Jenatzy made his competitive debut at the controls of his own car in 1898 at the Course de Côte de Chanteloup, reckoned to be one of the earliest hill climbs on record. The vast majority of the 95 competitors piloted a petrol-driven vehicle – with the exception of Jenatzy and his great rival Count Gaston de Chasseloup-Laubat. Both were considered outsiders, but despite heavy rain and tricky conditions the electric cars won out on the short course and when De Chasseloup-Laubat retired with a broken drive train, Jenatzy won with the day’s record speed of 17 mph. Jenatzy’s triumph at Chanteloup infuriated de Chasseloup-Laubat and three weeks later he doubled Jenatzy’s speed, setting an official land-speed record of 39.2 mph in an electric vehicle built by Jeantaud of France.

Jenatzy challenged the nobleman and over the following year they competed repeatedly, with each race resulting in a new land speed record. Chasseloup-Laubat hit 70.17 km/h (43.6 mph) on January 17, 1899. Ten days later Jenatzy went 10 km faster, only for the Belgian to be beaten the following week by the Count who hit 92.7 km/h (57.6 mph) with a new car the Jeantaud Duc profilée.  

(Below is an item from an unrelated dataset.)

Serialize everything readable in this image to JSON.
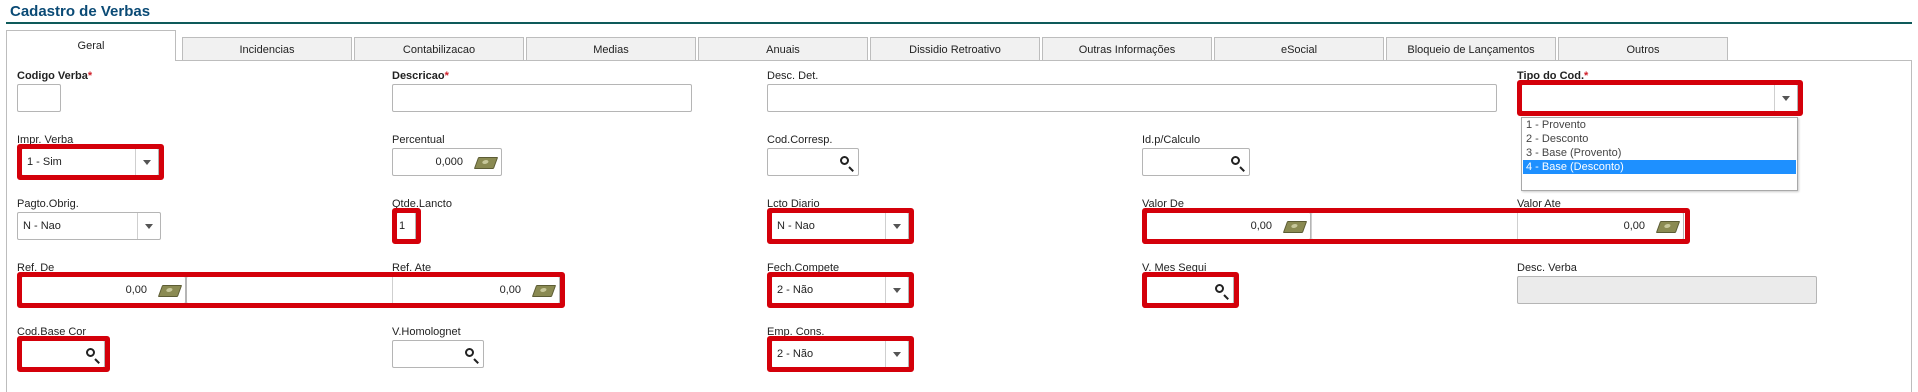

Furious, the volatile, Jenazty whose red hair earned him the nickname, the Red Devil, spent two months hammering away at a new project. The result was La Jamais Contente (‘Never Satisfied’), a torpedo-shaped vehicle specifically designed for the record attempt. Jenatzy’s vehicle put out a not inconsiderable 68 horsepower and ran on pneumatic tyres provided by the Michelin brothers. On April 29, 1899, Jenatzy was ready. On public roads near Paris, the fearless Jenatzy powered La Jamais Contente to become the first man to go faster than 100 kilometres per hour, reaching 105.9 km/h (65.7 mph).

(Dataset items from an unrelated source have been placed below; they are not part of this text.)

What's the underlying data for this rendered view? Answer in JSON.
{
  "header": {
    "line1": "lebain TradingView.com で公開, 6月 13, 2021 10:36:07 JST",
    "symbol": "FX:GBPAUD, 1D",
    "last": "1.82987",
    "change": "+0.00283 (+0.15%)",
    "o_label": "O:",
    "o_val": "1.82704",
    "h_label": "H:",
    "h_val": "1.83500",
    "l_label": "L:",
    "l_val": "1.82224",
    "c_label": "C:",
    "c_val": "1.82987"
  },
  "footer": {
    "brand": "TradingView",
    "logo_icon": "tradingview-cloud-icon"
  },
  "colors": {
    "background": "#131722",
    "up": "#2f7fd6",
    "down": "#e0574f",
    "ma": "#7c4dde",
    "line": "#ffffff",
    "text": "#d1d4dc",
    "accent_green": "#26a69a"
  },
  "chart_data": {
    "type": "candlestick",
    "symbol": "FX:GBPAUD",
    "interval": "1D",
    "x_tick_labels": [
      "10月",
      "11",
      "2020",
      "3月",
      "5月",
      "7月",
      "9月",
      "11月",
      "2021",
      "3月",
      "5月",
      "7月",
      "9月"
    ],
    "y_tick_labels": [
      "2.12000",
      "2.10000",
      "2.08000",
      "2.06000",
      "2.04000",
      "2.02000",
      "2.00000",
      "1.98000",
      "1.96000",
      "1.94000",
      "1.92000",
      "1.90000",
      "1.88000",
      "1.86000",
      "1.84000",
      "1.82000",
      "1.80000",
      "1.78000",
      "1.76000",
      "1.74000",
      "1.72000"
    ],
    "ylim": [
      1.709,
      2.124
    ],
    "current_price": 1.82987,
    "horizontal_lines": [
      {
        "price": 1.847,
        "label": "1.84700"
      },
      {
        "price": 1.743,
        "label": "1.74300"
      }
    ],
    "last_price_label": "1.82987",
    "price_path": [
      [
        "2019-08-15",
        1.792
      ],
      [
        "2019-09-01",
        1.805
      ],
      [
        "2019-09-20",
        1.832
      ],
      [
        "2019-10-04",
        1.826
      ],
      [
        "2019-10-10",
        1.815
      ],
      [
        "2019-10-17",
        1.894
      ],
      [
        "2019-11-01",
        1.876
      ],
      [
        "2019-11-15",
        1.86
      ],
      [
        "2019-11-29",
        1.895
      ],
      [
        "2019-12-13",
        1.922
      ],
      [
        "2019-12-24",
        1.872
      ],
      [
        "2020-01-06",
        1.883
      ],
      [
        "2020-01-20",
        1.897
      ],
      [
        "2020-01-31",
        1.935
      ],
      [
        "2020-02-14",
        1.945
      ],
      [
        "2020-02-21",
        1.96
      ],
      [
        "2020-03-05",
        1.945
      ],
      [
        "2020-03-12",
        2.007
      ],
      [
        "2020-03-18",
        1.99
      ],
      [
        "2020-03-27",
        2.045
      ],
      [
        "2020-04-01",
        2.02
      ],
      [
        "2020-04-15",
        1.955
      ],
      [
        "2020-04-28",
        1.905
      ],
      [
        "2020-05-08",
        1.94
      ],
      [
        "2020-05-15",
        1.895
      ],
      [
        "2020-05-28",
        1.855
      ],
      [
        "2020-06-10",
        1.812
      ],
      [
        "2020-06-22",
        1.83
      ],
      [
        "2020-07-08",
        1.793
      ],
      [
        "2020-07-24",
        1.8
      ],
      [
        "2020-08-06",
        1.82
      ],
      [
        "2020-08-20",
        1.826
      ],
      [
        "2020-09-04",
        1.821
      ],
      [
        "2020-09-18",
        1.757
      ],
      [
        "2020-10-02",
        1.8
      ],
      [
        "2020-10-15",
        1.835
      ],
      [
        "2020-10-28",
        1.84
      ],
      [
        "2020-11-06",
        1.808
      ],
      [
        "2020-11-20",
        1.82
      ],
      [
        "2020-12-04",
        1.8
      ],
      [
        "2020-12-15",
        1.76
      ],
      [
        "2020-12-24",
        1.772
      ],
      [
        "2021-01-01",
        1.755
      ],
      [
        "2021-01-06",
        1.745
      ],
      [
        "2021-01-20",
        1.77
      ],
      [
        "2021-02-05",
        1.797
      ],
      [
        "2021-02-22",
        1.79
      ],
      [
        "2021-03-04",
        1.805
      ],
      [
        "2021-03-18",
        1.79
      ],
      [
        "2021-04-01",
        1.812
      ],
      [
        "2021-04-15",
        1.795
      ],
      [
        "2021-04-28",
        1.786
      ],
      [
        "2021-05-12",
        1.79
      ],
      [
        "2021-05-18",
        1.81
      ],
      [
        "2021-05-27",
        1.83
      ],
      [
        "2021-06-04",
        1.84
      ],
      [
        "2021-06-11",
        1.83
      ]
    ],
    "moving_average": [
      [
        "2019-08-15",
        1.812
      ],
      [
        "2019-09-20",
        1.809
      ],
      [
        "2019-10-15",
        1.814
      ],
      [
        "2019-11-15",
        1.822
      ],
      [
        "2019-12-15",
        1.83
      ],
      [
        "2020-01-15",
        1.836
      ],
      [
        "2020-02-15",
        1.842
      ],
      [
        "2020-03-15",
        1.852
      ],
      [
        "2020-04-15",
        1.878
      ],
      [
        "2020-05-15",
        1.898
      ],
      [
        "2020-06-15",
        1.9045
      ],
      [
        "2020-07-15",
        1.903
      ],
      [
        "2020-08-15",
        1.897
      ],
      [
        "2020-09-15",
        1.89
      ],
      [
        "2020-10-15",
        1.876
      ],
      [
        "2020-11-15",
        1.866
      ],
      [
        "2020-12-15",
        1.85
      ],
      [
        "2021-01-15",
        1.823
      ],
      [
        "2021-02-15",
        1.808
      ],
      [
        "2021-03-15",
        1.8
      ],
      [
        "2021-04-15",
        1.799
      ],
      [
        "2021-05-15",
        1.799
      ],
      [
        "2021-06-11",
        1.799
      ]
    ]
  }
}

Camille Jenatzy in a Mercedes 90hp ahead of the Gordon Bennet Cup in Ireland, eventually finishing at the top of the podium. Image courtesy Motorsport Images

In 1908 Henry Ford launched the Model T as a “motor car for the multitude” and thereafter, electric car sales plummeted. Image courtesy Ford Motor Company

As the second decade of the 20th century arrived, however, the fortunes of both the electric car and Jenatzy were waning. The flamboyant racer had vowed to die at the wheel of a Mercedes and in 1913 his wish came true. While taking part in a hunt, Jenatzy thought it would be hilarious to hide in a bush and imitate a wild boar. He was shot and fatally wounded. His fellow hunter bundled him into his Mercedes and rushed him to a nearby hospital but the great racer was dead on arrival. The first golden age of electric mobility was also coming to an end. Internal combustion-powered cars would hold the record for the next half century before the arrival of turbojet and rocket-powered cars.

On the roads, the popularity of electric cars grew through the first decade of the 20th century. However, the writing on the wall for early EVs had already been inked. In 1908 Henry Ford launched the Model T as a “motor car for the multitude”. “When I’m through, just about everybody will have one,” he insisted. Five years later that vision came to pass when he established the world’s first production line at his Highland Park factory. Simple, sturdy and now supremely cheap, Ford’s combustion engine-powered car sold by the million. Pricey, hand built and tough to maintain, electric car sales plummeted. They would not recover for almost a century.